The application of the Expedited Procedure has been expanded under the 2016 Rules, with the monetary threshold raised from SGD$5 million to SGD$6 million, which means that where the amount in dispute is less than the equivalent of SGD$6 million, the parties can apply to have the matter heard in accordance with the Expedited Procedure. The two other scenarios in which the parties can apply for the Expedited Procedure, namely where the parties so agree or in cases of exceptional urgency, will continue to apply.

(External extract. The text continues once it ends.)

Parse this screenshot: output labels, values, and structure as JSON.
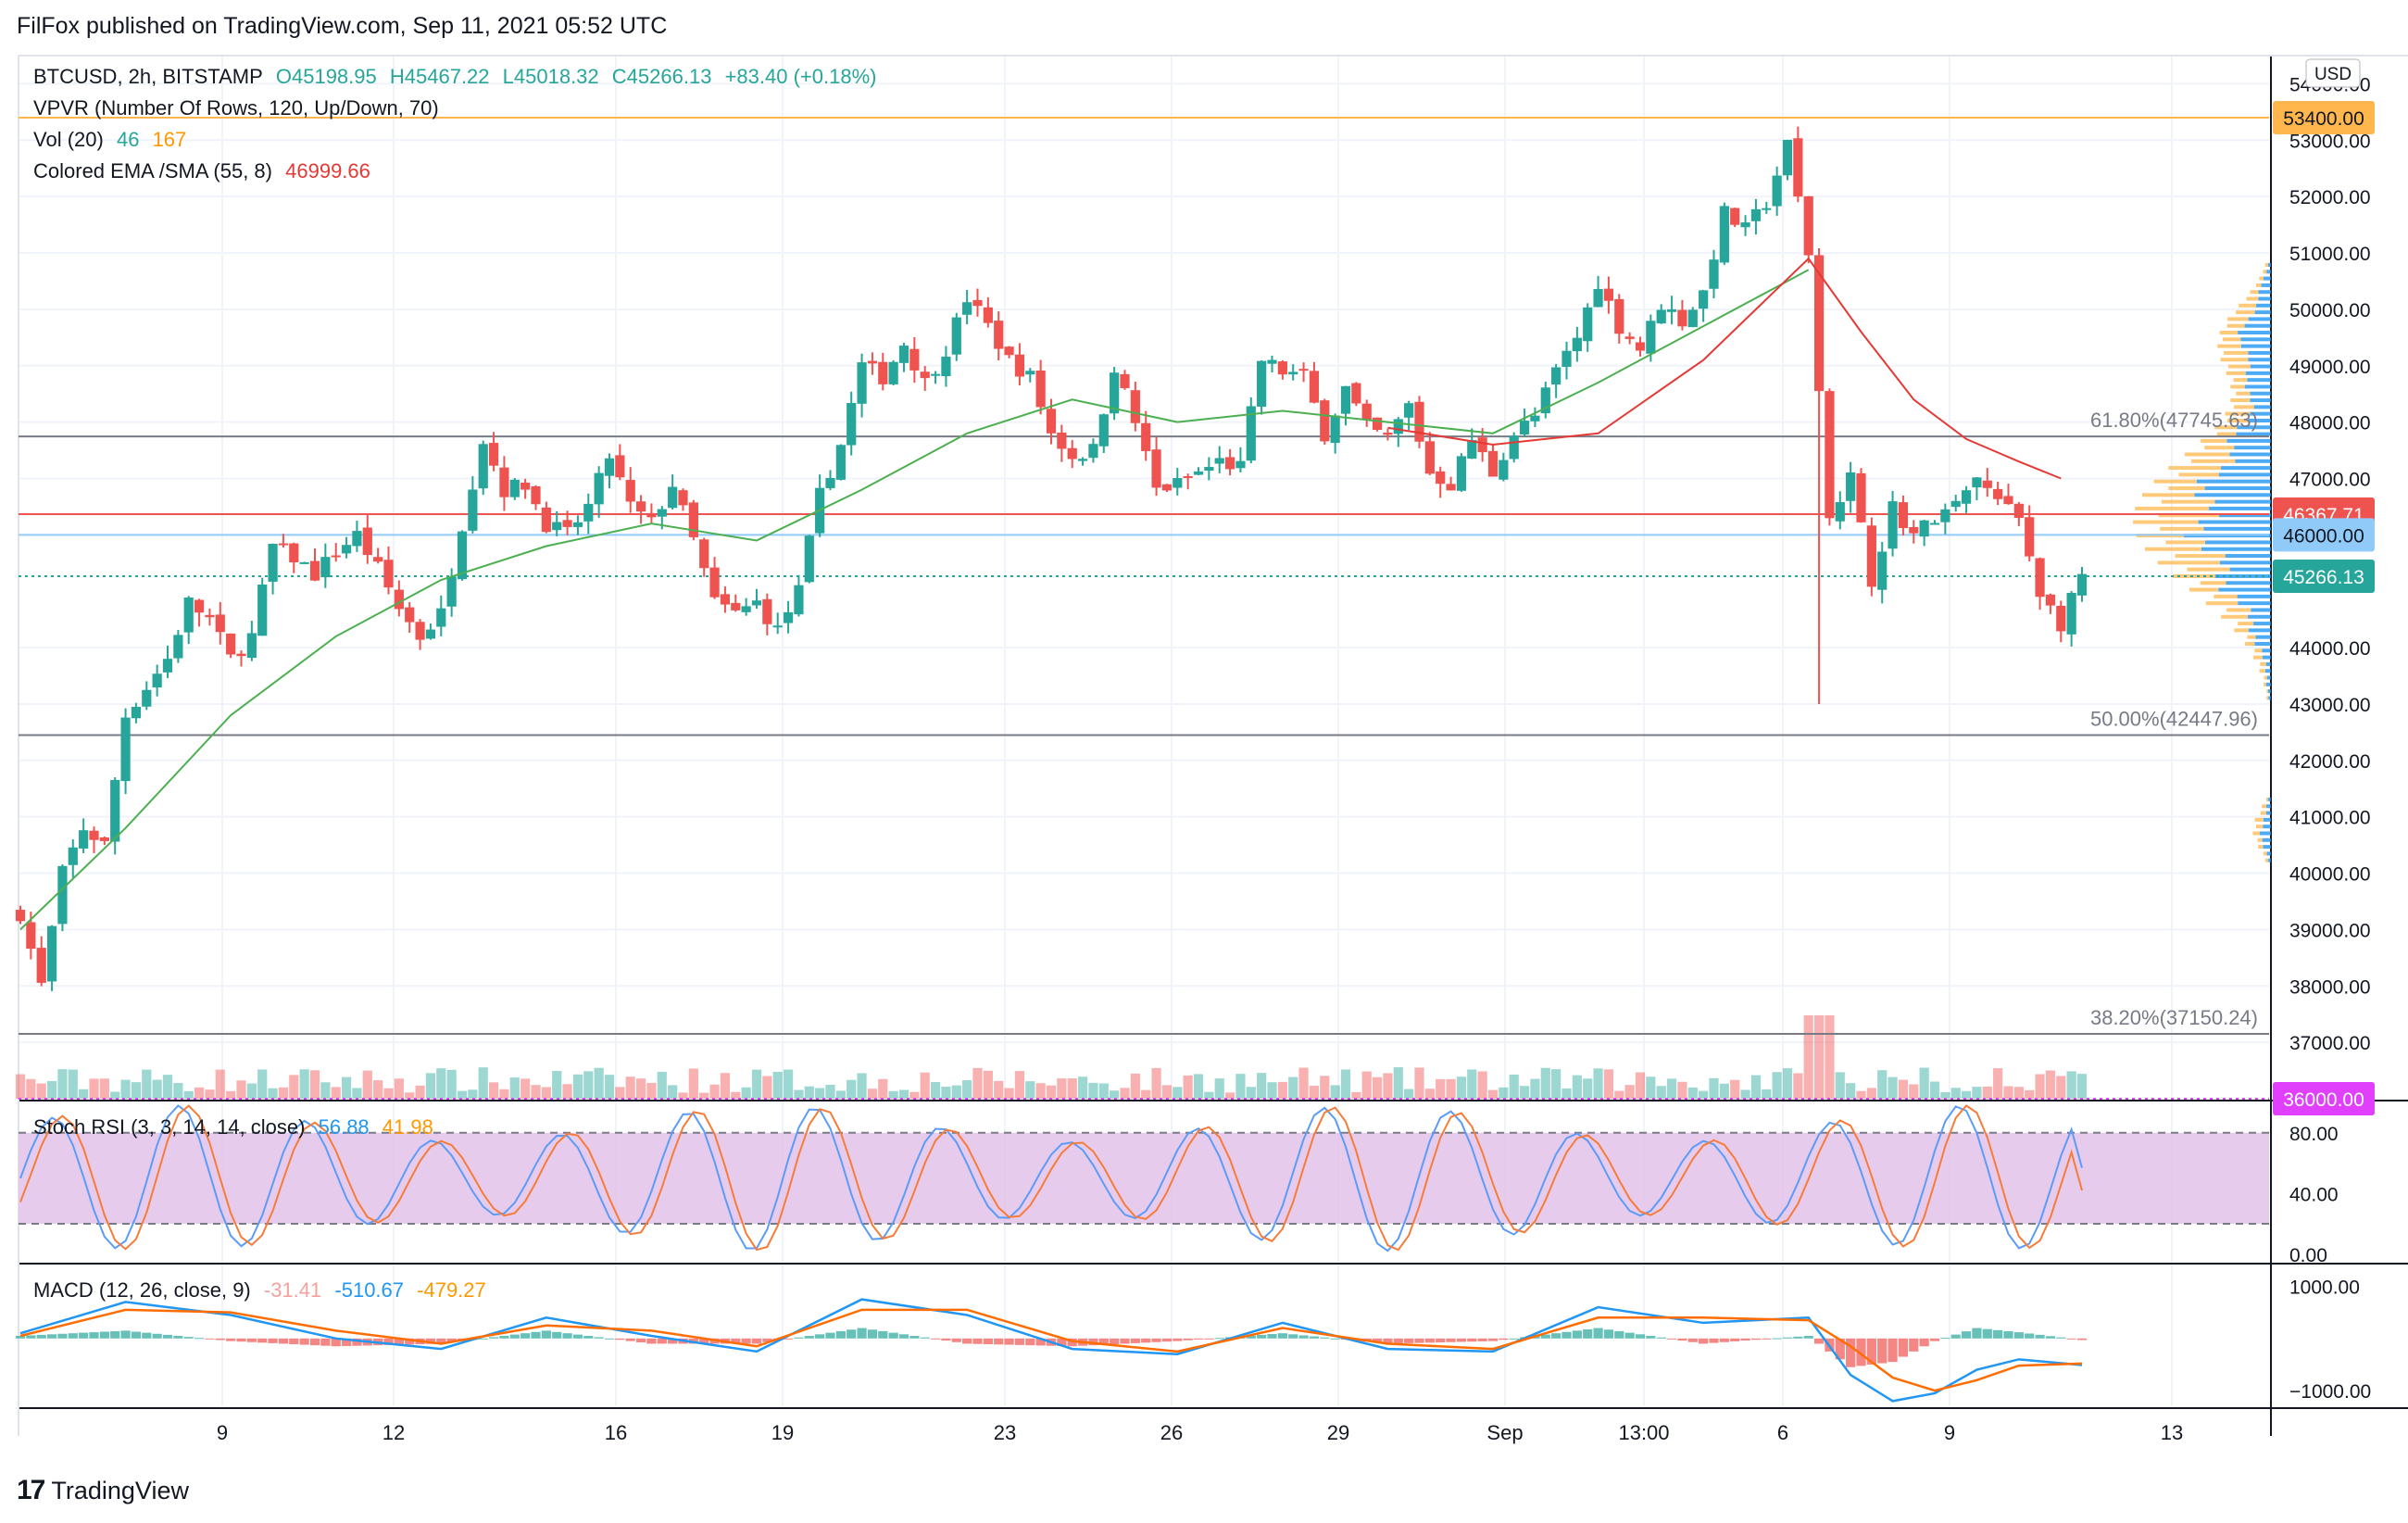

In addition, the Tribunal now has the discretion to determine a claim under the Expedited Procedure by documentary evidence only. This is a welcome change given that the Tribunal could previously only dispense with an oral hearing where the parties so agreed. In practice this could mean, for example, that where an arbitration was uncontested, the claimant still needed to incur the costs of an oral hearing as the other party had not agreed to dispense with an oral hearing.

HFW perspective

The changes highlighted above are not the only changes introduced by the 2016 Rules but show SIAC’s desire to offer a commercial and efficient forum for resolving disputes. The changes seek to address a number of the practical problems which international arbitration can present and a number of the changes, most notably the early dismissal of claims and defences, show SIAC’s willingness to innovate. Now is an opportune time for parties to revisit their arbitration clauses and to consider SIAC as a forum for dispute resolution.